Fredonia is far behind the major university centers (in order of student ability) Binghamton, Stony Brook, Buffalo, and Albany. It’s worth noting that two of the four university centers have students who are, on average, noticeably better than Geneseo students. Buffalo and Geneseo students are on par.

            Fredonia State frantically pursues diversity. Here the college had less success. According to a recent study by the USC Race and Equity Center, Fredonia received an F in the diversity equity index. In fact, it received the lowest score of any SUNY college. For those of us who think diversity is unimportant, this is no big deal. If Fredonia State poured resources into pursuing it, though, this is a problem.

            There is good news on the campus as well. The college regularly has outstanding students (often in my classes). They end up doing very well in areas such as law and business and, also, in their family lives. The faculty is peppered with talented scholars and outstanding teachers.

            The college will have to choose what sort of institution it wants to be. First, it could move toward being an open-admissions-type institution, thereby aiming to serve disadvantaged and first generation college students.

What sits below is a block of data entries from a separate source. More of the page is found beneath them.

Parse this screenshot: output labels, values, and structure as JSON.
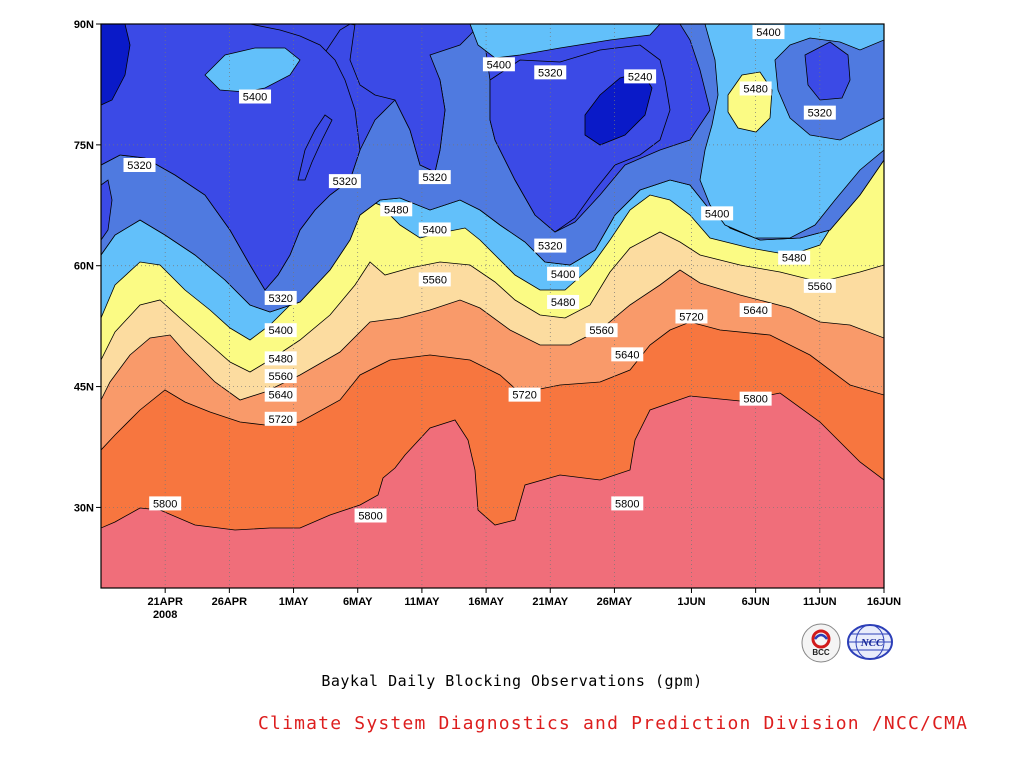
{
  "chart_data": {
    "type": "heatmap",
    "subtype": "filled-contour time-latitude",
    "title": "Baykal Daily Blocking Observations (gpm)",
    "xlabel": "",
    "ylabel": "",
    "x_ticks": [
      "21APR",
      "26APR",
      "1MAY",
      "6MAY",
      "11MAY",
      "16MAY",
      "21MAY",
      "26MAY",
      "1JUN",
      "6JUN",
      "11JUN",
      "16JUN"
    ],
    "x_year_label": "2008",
    "y_ticks": [
      "90N",
      "75N",
      "60N",
      "45N",
      "30N"
    ],
    "ylim": [
      20,
      90
    ],
    "grid": "dotted",
    "contour_levels": [
      5240,
      5320,
      5400,
      5480,
      5560,
      5640,
      5720,
      5800
    ],
    "fill_colors": [
      "#0a1ac8",
      "#3b4ae6",
      "#4f7ae0",
      "#62c0fa",
      "#fbfb84",
      "#fcdca0",
      "#f99a6a",
      "#f7763f",
      "#f06e7a"
    ],
    "contour_labels": [
      {
        "date": "Apr 19",
        "lat": 72.5,
        "value": "5320"
      },
      {
        "date": "Apr 28",
        "lat": 81,
        "value": "5400"
      },
      {
        "date": "May 5",
        "lat": 70.5,
        "value": "5320"
      },
      {
        "date": "May 12",
        "lat": 71,
        "value": "5320"
      },
      {
        "date": "May 9",
        "lat": 67,
        "value": "5480"
      },
      {
        "date": "May 12",
        "lat": 64.5,
        "value": "5400"
      },
      {
        "date": "May 12",
        "lat": 58.3,
        "value": "5560"
      },
      {
        "date": "May 17",
        "lat": 85,
        "value": "5400"
      },
      {
        "date": "May 21",
        "lat": 84,
        "value": "5320"
      },
      {
        "date": "May 28",
        "lat": 83.5,
        "value": "5240"
      },
      {
        "date": "May 21",
        "lat": 62.5,
        "value": "5320"
      },
      {
        "date": "May 22",
        "lat": 59,
        "value": "5400"
      },
      {
        "date": "May 22",
        "lat": 55.5,
        "value": "5480"
      },
      {
        "date": "May 25",
        "lat": 52,
        "value": "5560"
      },
      {
        "date": "May 27",
        "lat": 49,
        "value": "5640"
      },
      {
        "date": "Jun 1",
        "lat": 53.7,
        "value": "5720"
      },
      {
        "date": "Jun 3",
        "lat": 66.5,
        "value": "5400"
      },
      {
        "date": "Jun 7",
        "lat": 89,
        "value": "5400"
      },
      {
        "date": "Jun 6",
        "lat": 82,
        "value": "5480"
      },
      {
        "date": "Jun 11",
        "lat": 79,
        "value": "5320"
      },
      {
        "date": "Jun 9",
        "lat": 61,
        "value": "5480"
      },
      {
        "date": "Jun 11",
        "lat": 57.5,
        "value": "5560"
      },
      {
        "date": "Jun 6",
        "lat": 54.5,
        "value": "5640"
      },
      {
        "date": "Jun 6",
        "lat": 43.5,
        "value": "5800"
      },
      {
        "date": "Apr 30",
        "lat": 56,
        "value": "5320"
      },
      {
        "date": "Apr 30",
        "lat": 52,
        "value": "5400"
      },
      {
        "date": "Apr 30",
        "lat": 48.5,
        "value": "5480"
      },
      {
        "date": "Apr 30",
        "lat": 46.3,
        "value": "5560"
      },
      {
        "date": "Apr 30",
        "lat": 44,
        "value": "5640"
      },
      {
        "date": "Apr 30",
        "lat": 41,
        "value": "5720"
      },
      {
        "date": "Apr 21",
        "lat": 30.5,
        "value": "5800"
      },
      {
        "date": "May 7",
        "lat": 29,
        "value": "5800"
      },
      {
        "date": "May 19",
        "lat": 44,
        "value": "5720"
      },
      {
        "date": "May 27",
        "lat": 30.5,
        "value": "5800"
      }
    ]
  },
  "caption_title": "Baykal Daily Blocking Observations (gpm)",
  "caption_credit": "Climate System Diagnostics and Prediction Division /NCC/CMA",
  "logos": [
    {
      "name": "BCC",
      "text": "BCC",
      "color": "#d11a1a"
    },
    {
      "name": "NCC",
      "text": "NCC",
      "color": "#2c3fb8"
    }
  ]
}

Consider, for example, Buffalo State or Old Westbury. Second, it could shrink the number of employees and students and aim to be a highly competitive liberal arts college similar to Geneseo. Third, it could more sharply focus on its signature arts programs by further transferring resources from business, humanities, and the sciences into the arts (music, studio arts, and theater). The arts programs (for example, music) are expensive per student and, as a result, investing in them has significant opportunity costs. Fourth, it could try to be an all-purpose college that pursues all of these goals and achieves them to varying degrees.

            The problem with the fourth model is that it risks Fredonia not having a brand name. This is a problem for marketing and recruitment. It also results in an unclear roadmap when the college is deciding how to tradeoff increasing the caliber of students against providing opportunity for the disadvantaged students, promoting diversity, and making sure there aren’t layoffs.  

            There is a moral case for the university continuing to allow the caliber of students to fall by focusing on the disadvantaged and diverse students. This might be accompanied surgically cutting out programs that add too little revenue to the university (see tentative plans above) or that are unlikely to serve disadvantaged and weaker students. The argument is that the most capable students are much more likely than other students to graduate, graduate on time, and major in fields that have a good return on investment. If so, these students have the least need for educational subsidies. They can go to better private colleges or, within SUNY, university centers or elite comprehensive colleges. The students who are less likely to graduate, graduate on time, or who tend toward weaker majors (in terms of return on investment or worth of subject matter) are the ones most in need of education-welfare.

One might think that investment in education like any other investment should be private as a way to ensure efficient decisions and that taxpayers don’t get soaked. However, given that this is not going to happen, one can see why a university might want to pursue social-justice-related goals.